Она обладала редкою способностью мигом вызывать у себя слезы на глазах, если нужно. Вот они увлажнили её густые ресницы, и, всхлипывая, начала она:
— Что ты говоришь, Елизарушко! С чегой-то Аннушке, голубушке, невзмилился Божий свет, коли она не испытала, свет наш, невзгод в сём суетном свете, ни…
— Так Богу угодно, видно… Не спрашивай только теперь… а то боли душевной не пересказать мне будет, как я бился с дочерью… Вся, знаешь, в мать-покойницу — настойчивая… Что в голову заберёт — так тому и быть. И грозил я, и миловал, — на одном упёрлась: за того не отдаёшь, за кого я хочу, — в монастырь пусти. Ну, сама суди: при чём бы мы, отцы, были, коли б своего помёта волю исполняли?.. Она упряма — я вдвое!.. Ну и ушла… и живёт…

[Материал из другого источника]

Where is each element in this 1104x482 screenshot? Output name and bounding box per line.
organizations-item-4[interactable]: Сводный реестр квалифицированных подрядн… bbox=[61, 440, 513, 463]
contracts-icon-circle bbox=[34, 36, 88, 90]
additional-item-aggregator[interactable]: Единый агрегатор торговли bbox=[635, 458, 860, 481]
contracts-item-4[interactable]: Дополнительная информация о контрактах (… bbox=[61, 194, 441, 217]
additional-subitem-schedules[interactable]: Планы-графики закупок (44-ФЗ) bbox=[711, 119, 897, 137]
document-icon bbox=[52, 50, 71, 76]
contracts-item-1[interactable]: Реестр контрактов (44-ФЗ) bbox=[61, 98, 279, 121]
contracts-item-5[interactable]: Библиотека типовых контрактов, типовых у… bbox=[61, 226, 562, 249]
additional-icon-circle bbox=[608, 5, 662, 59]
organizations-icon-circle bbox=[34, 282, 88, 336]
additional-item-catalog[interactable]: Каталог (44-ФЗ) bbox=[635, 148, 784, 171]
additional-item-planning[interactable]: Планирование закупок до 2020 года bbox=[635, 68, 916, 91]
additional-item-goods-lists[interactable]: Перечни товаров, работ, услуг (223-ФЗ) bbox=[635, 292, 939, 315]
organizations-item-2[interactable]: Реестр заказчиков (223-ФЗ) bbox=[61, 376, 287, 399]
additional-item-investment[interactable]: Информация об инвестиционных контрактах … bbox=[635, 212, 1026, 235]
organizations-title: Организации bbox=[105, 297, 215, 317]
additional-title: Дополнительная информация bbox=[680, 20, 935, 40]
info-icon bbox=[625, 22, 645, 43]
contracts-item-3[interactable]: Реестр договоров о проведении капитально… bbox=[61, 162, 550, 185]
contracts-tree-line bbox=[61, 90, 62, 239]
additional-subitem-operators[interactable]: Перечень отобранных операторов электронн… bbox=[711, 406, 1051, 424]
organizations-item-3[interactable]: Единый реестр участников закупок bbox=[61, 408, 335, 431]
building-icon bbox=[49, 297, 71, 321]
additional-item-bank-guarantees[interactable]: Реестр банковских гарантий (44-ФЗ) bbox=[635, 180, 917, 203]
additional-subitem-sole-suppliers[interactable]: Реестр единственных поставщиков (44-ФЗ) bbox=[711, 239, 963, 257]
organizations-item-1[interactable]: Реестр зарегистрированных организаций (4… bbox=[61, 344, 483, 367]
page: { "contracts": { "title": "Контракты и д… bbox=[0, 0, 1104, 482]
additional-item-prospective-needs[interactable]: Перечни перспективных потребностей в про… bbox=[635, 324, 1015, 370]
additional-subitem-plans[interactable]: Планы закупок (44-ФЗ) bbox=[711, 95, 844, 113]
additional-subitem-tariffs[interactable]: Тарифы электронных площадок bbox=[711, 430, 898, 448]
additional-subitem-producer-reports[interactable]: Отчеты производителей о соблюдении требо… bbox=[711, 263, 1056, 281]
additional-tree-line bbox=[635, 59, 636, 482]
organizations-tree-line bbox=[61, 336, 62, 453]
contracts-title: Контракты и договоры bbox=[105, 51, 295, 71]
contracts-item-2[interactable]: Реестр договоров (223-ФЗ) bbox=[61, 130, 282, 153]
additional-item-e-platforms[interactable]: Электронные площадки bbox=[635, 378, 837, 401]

У Лукерьи Демьяновны в глазах заискрилось пламя, но так же быстро и потухло. Воли на это хватило: злорадства и разгневанному отцу не следует дать заприметить. Мгновенный взгляд на брата успокоил Лукерью, но попасть в тон разговора стоило теперь необыкновенного усилия даже и для её изворотливого ума. Напало теперь сомнение на Дворянку Балакиреву. О ней часто говорили, что тоньше Демьяновны разве Лиса Патрикеевна; да и из лис не всякая, а разве одна из тысячи бывалых во всяких передрягах. Но звериный норов брата, его упрямство, из-за коих пожертвовал он своею дочкою, поселили, может быть, в первый раз в жизни, сомнение в себе у хитрой бабы Балакирихи. Невольный трепет охватывал её от возможности близкой наживы, но она понимала, как труден подступ к капризному самодуру, каким представлялся ей теперь Елизар.
9
Подголовком называли деревянный ларец в форме полувалика, со скатом для головы, обтянутый кожею и набитый чем-нибудь мягким. Он заменял подушку на ночлег в дороге. В нём возили с собою самое ценное богатые люди.